Students were able to vote on two referendums in February 2016 and October 2016 — “Two For Two,” which was proposed by GPSF to split the two groups, and “Better Together,” which was proposed by Student Congress to keep the groups together.

Neither gained enough votes to pass. “Two For Two” fell short of passing by 3 percentage points in the February vote and by 41 votes in the October vote

Members of student government have expressed concerns over the split, saying it is unclear how it would impact representation on the Board of Trustees and it could harm GPSF’s voice in student government decisions. 

“All of the plans that have been proposed muddy the waters on where we stand financially and that scares me,” David Joyner, former Speaker of Student Congress, said in January. 

Vice Chancellor for Student Affairs Winston Crisp said he will be meeting with Student Body President Bradley Opere, current Speaker of Student Congress Cole Simons and Russell to find a solution. 

“The truth of the matter is, we let this go all the way to the end, being the referendum that occurred last year out of respect for the students' self-governance process,” Crisp said in December. 

In the spring 2016 election on Feb. 9, neither referendum passed in an instant runoff vote.
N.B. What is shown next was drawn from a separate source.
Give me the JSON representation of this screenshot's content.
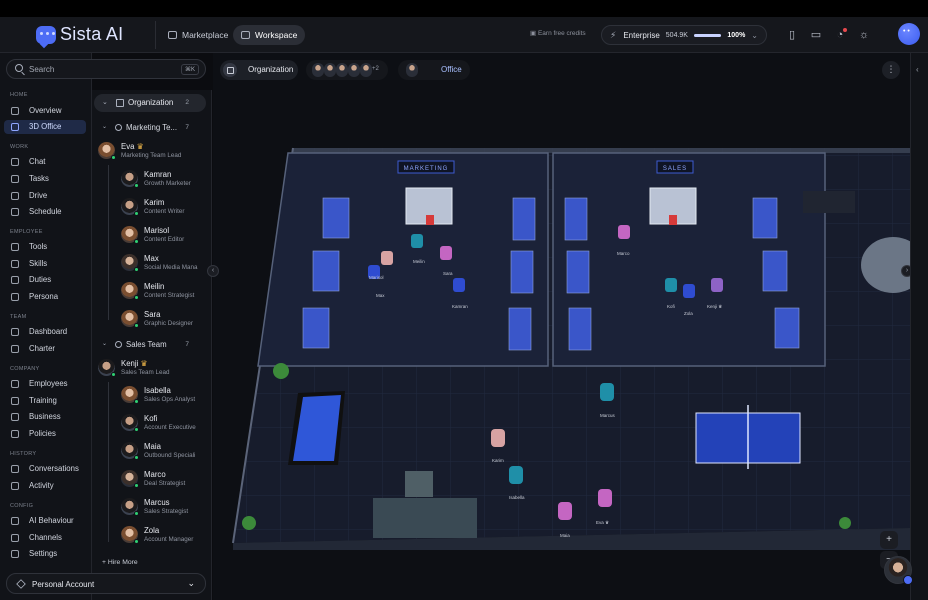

Students were able to rank the two referendums and a no-change option in order of preference, from 1 to 3. The referendum with the lowest number of votes was disqualified and the votes were redistributed to the voter’s second choice. 

Days after the February vote, Dylan Russell filed a lawsuit with the UNC Student Body Supreme Court against the Board of Elections over the interpretation of the instant runoff vote. He said the no-change option had the least votes, and should have been eliminated, which meant the “Two For Two” option would have passed. 

In April, the UNC Supreme Court agreed with Russell, allowing a revote in the fall 2016 election on the referendums separately to avoid confusion. 

Before the fall referendum vote, Russell asked to lower the threshold needed to pass the “Two for Two” to just over 50 percent of the vote, instead of two-thirds, and to reorganize the ballot to make it clearer to voters. 

“You know grad students only make up one-third of this University’s population,” Russell said in October. “So to ask that we have a two-thirds threshold for something that mainly benefits graduate and professional students, I think that’s a lot to ask.” 

Simons denied the requests, saying three days before the election was not have enough time to discuss and implement the changes.